The Greene County Board of Supervisors voted unanimously to adopt it following a public hearing – and some raised voices -- at its regularly scheduled meeting Tuesday, June 8.

While it is advisory in nature, the state-mandated Comprehensive Plan will guide the County’s actions regarding land use, economy, physical features and quality of life in Greene for years to come.

The State requires that Comprehensive Plans be reviewed at least every five years. Greene’s was last reviewed in 2003, and this time around, there was some heated discussion about land use.

In particular, about the county’s growth area, which planners would make smaller.

According to the recommendations submitted to the Board by the Greene County Planning Commission: “Increases in residential development are correlated to a loss of acreage in farms and forestland. This makes it clear that the land use goals outlined in the comprehensive plan will have a direct impact on the health and viability of the agricultural industry in the county, as well as the associated rural identity expressed by many citizens.

However, “There is not much agriculture industry in Greene County, period,” said Larry Snow, Greene County Commissioner of Revenue. “We have very few people in Greene County who make a living farming. We have people who farm, but it’s more of a hobby.”

In addition, “The wish for a rural identity expressed by many citizens” refers to the citizens – about 30 of Greene County’s near 18,000 – who attended the planning workshops held over the course of almost the last two years.

Based to some degree on the input of those citizens, the Planning Commission recommended concentrating growth in compact, mixed use places and focusing residential growth into designated areas.

According to the proposed update, such a plan “corresponds well with Greene County’s goal of increasing the number of jobs and commercial development.”

As a result, the county’s planning commissioners recommended shrinking Greene’s growth area – a move that some who have been holding on to their land with an eye toward future sale or development found objectionable.

The Scheuermann family, owners of The Highlands Golf Park on U.S. 29 North in Ruckersville, hired John J. “Butch” Davies of Davies, Barrell, Will, Lewellyn & Edwards PLC to represent them when planning commissioners removed their property from the growth area.

The Scheuermann “property lends itself extremely well to nodal development,” Davies told the Board. “On the north end I would suggest it provides a unique opportunity for business development.”

Davies also pointed out that the Scheuermann property also provides county planners with the opportunity for the roads parallel to U.S. 29 they say they want.

But Gretchen Scheuermann, who also spoke to the Board on her family’s behalf, got to the heart of the matter.

“We’ve had a commercial business on that property for 13 or 14 years,” Scheuermann said. “If we put the land up for sale we want to market it as a potential commercial property.

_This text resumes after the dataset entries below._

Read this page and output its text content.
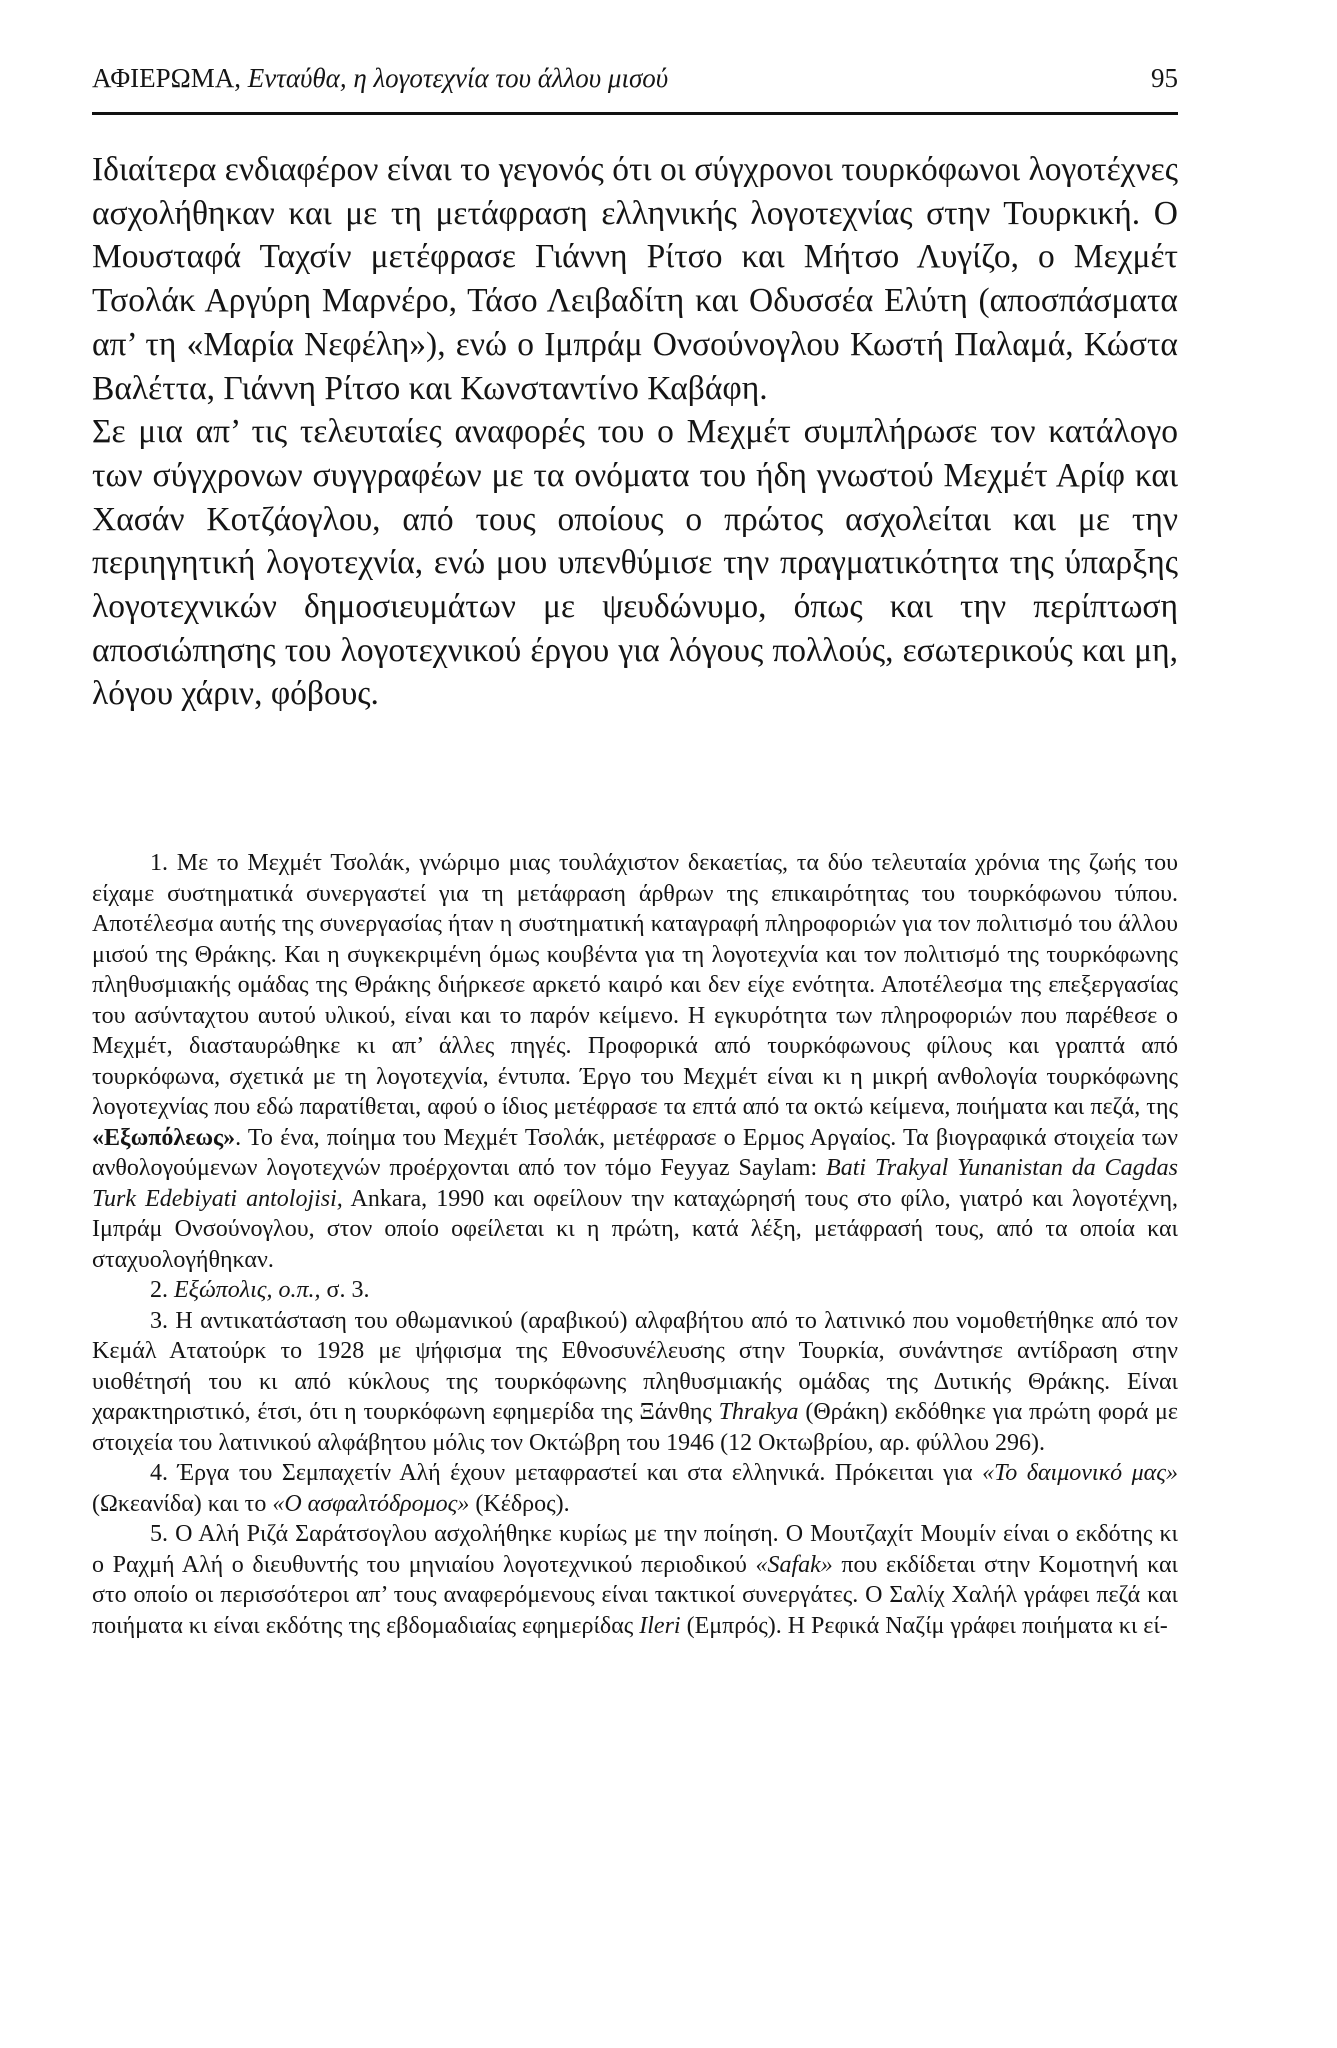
ΑΦΙΕΡΩΜΑ, Ενταύθα, η λογοτεχνία του άλλου μισού	95

Ιδιαίτερα ενδιαφέρον είναι το γεγονός ότι οι σύγχρονοι τουρκόφωνοι λογοτέχνες ασχολήθηκαν και με τη μετάφραση ελληνικής λογοτεχνίας στην Τουρκική. Ο Μουσταφά Ταχσίν μετέφρασε Γιάννη Ρίτσο και Μήτσο Λυγίζο, ο Μεχμέτ Τσολάκ Αργύρη Μαρνέρο, Τάσο Λειβαδίτη και Οδυσσέα Ελύτη (αποσπάσματα απ’ τη «Μαρία Νεφέλη»), ενώ ο Ιμπράμ Ονσούνογλου Κωστή Παλαμά, Κώστα Βαλέττα, Γιάννη Ρίτσο και Κωνσταντίνο Καβάφη.

Σε μια απ’ τις τελευταίες αναφορές του ο Μεχμέτ συμπλήρωσε τον κατάλογο των σύγχρονων συγγραφέων με τα ονόματα του ήδη γνωστού Μεχμέτ Αρίφ και Χασάν Κοτζάογλου, από τους οποίους ο πρώτος ασχολείται και με την περιηγητική λογοτεχνία, ενώ μου υπενθύμισε την πραγματικότητα της ύπαρξης λογοτεχνικών δημοσιευμάτων με ψευδώνυμο, όπως και την περίπτωση αποσιώπησης του λογοτεχνικού έργου για λόγους πολλούς, εσωτερικούς και μη, λόγου χάριν, φόβους.

1. Με το Μεχμέτ Τσολάκ, γνώριμο μιας τουλάχιστον δεκαετίας, τα δύο τελευταία χρόνια της ζωής του είχαμε συστηματικά συνεργαστεί για τη μετάφραση άρθρων της επικαιρότητας του τουρκόφωνου τύπου. Αποτέλεσμα αυτής της συνεργασίας ήταν η συστηματική καταγραφή πληροφοριών για τον πολιτισμό του άλλου μισού της Θράκης. Και η συγκεκριμένη όμως κουβέντα για τη λογοτεχνία και τον πολιτισμό της τουρκόφωνης πληθυσμιακής ομάδας της Θράκης διήρκεσε αρκετό καιρό και δεν είχε ενότητα. Αποτέλεσμα της επεξεργασίας του ασύνταχτου αυτού υλικού, είναι και το παρόν κείμενο. Η εγκυρότητα των πληροφοριών που παρέθεσε ο Μεχμέτ, διασταυρώθηκε κι απ’ άλλες πηγές. Προφορικά από τουρκόφωνους φίλους και γραπτά από τουρκόφωνα, σχετικά με τη λογοτεχνία, έντυπα. Έργο του Μεχμέτ είναι κι η μικρή ανθολογία τουρκόφωνης λογοτεχνίας που εδώ παρατίθεται, αφού ο ίδιος μετέφρασε τα επτά από τα οκτώ κείμενα, ποιήματα και πεζά, της «Εξωπόλεως». Το ένα, ποίημα του Μεχμέτ Τσολάκ, μετέφρασε ο Ερμος Αργαίος. Τα βιογραφικά στοιχεία των ανθολογούμενων λογοτεχνών προέρχονται από τον τόμο Feyyaz Saylam: Bati Trakyal Yunanistan da Cagdas Turk Edebiyati antolojisi, Ankara, 1990 και οφείλουν την καταχώρησή τους στο φίλο, γιατρό και λογοτέχνη, Ιμπράμ Ονσούνογλου, στον οποίο οφείλεται κι η πρώτη, κατά λέξη, μετάφρασή τους, από τα οποία και σταχυολογήθηκαν.

2. Εξώπολις, ο.π., σ. 3.

3. Η αντικατάσταση του οθωμανικού (αραβικού) αλφαβήτου από το λατινικό που νομοθετήθηκε από τον Κεμάλ Ατατούρκ το 1928 με ψήφισμα της Εθνοσυνέλευσης στην Τουρκία, συνάντησε αντίδραση στην υιοθέτησή του κι από κύκλους της τουρκόφωνης πληθυσμιακής ομάδας της Δυτικής Θράκης. Είναι χαρακτηριστικό, έτσι, ότι η τουρκόφωνη εφημερίδα της Ξάνθης Thrakya (Θράκη) εκδόθηκε για πρώτη φορά με στοιχεία του λατινικού αλφάβητου μόλις τον Οκτώβρη του 1946 (12 Οκτωβρίου, αρ. φύλλου 296).

4. Έργα του Σεμπαχετίν Αλή έχουν μεταφραστεί και στα ελληνικά. Πρόκειται για «Το δαιμονικό μας» (Ωκεανίδα) και το «Ο ασφαλτόδρομος» (Κέδρος).

5. Ο Αλή Ριζά Σαράτσογλου ασχολήθηκε κυρίως με την ποίηση. Ο Μουτζαχίτ Μουμίν είναι ο εκδότης κι ο Ραχμή Αλή ο διευθυντής του μηνιαίου λογοτεχνικού περιοδικού «Safak» που εκδίδεται στην Κομοτηνή και στο οποίο οι περισσότεροι απ’ τους αναφερόμενους είναι τακτικοί συνεργάτες. Ο Σαλίχ Χαλήλ γράφει πεζά και ποιήματα κι είναι εκδότης της εβδομαδιαίας εφημερίδας Ileri (Εμπρός). Η Ρεφικά Ναζίμ γράφει ποιήματα κι εί-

My family has a lot invested in the land, and we rely on its value for our future.”

According to the proposed plan: “Concentrating growth also helps meet the county’s fiscal objective of providing municipal services and infrastructure without incurring an unreasonably high tax burden for residents of the county.

“A comprehensive survey of research on providing local government services around the country found significant cost differences between compact and low-density land use patterns. On average, compact growth cost 15 percent less for local and state transportation infrastructure, 8-15 percent less for provision of water and sewer service. Even emergency services and law enforcement operate more efficiently when officers and staff are able to travel shorter distances between places.”

In the end, the Board did not follow the commissioners’ recommendation to remove that land from the growth area – and nor did it follow the commissioners’ recommendation to remove all of Carroll Morris’s land on U.S. 33 East.

There was also objection to the commissioners’ suggestion for the establishment of three areas within the growth area that focus growth in the most intense way. Those areas would be: a mixed use village center in Ruckersville; one at the Corner Store in Ruckersville; and one in Stanardsville.

The fundamental framework for these three areas calls for an approximately 80 percent non-residential and 20 percent residential split. Within the non-residential areas of these centers, a variety of uses are appropriate, primarily commercial and office. Appropriate residential units vary from apartments, including apartments above stores, to single family homes.

But Jay Willer, executive vice-president of Blue Ridge Homebuilders Association, described those three mixed use development areas “very small geographies.

“There is to be a mix of commercial and residential, with walkability,” Willer said. “My concern is you are putting a very strong emphasis, if not a requirement, on meeting those needs in a density of six units per acre. We can talk all we want about getting people to move to those locations, but people who choose to live in townhouses are going to be young couples who want proximity to Charlottesville, not Stanardsville.

“So you’re creating a scenario that is useful on paper and may meet the state requirements but that the market simply will not support,” said Willer. “If the market doesn’t support it you don’t get the density in those areas; you don’t get the population to support the commercial you want in those areas. I caution you about how you layer those requirements on those defined areas.”

Nonetheless, Andrea Wilkinson of the Ruckersville Citizens Council Lobby, pushed for development concentrated in those three areas.

And Jenny Dietzel, Greene County field agent for Piedmont Environmental Council, said she was disappointed in the update.

“You need to have a goal,” Dietzel said. “How much of Greene is to be saved in forest land? How much of Greene do we want to save in farming land? We will work with you on (developing a program for) the purchase of development rights, on promoting a voluntary conservation easement program.

Dietzel also told the Board it needed to push tourism, to “promote the Journey through Hallowed Ground and exploit the county’s Civil War heritage.”

But she did not say a word about working to find a location for the Greene County Fair, or the Battle of Stanardsville, both events that attract tourists, but stand to have no location.

A Comprehensive Plan is the basis for land development regulations and decisions, capital improvements, transportation, environmental and historic resource protection initiatives, new programs and decisions on the distribution of budget dollars to programs and agencies. The state mandates that it be updated every five years, at a minimum.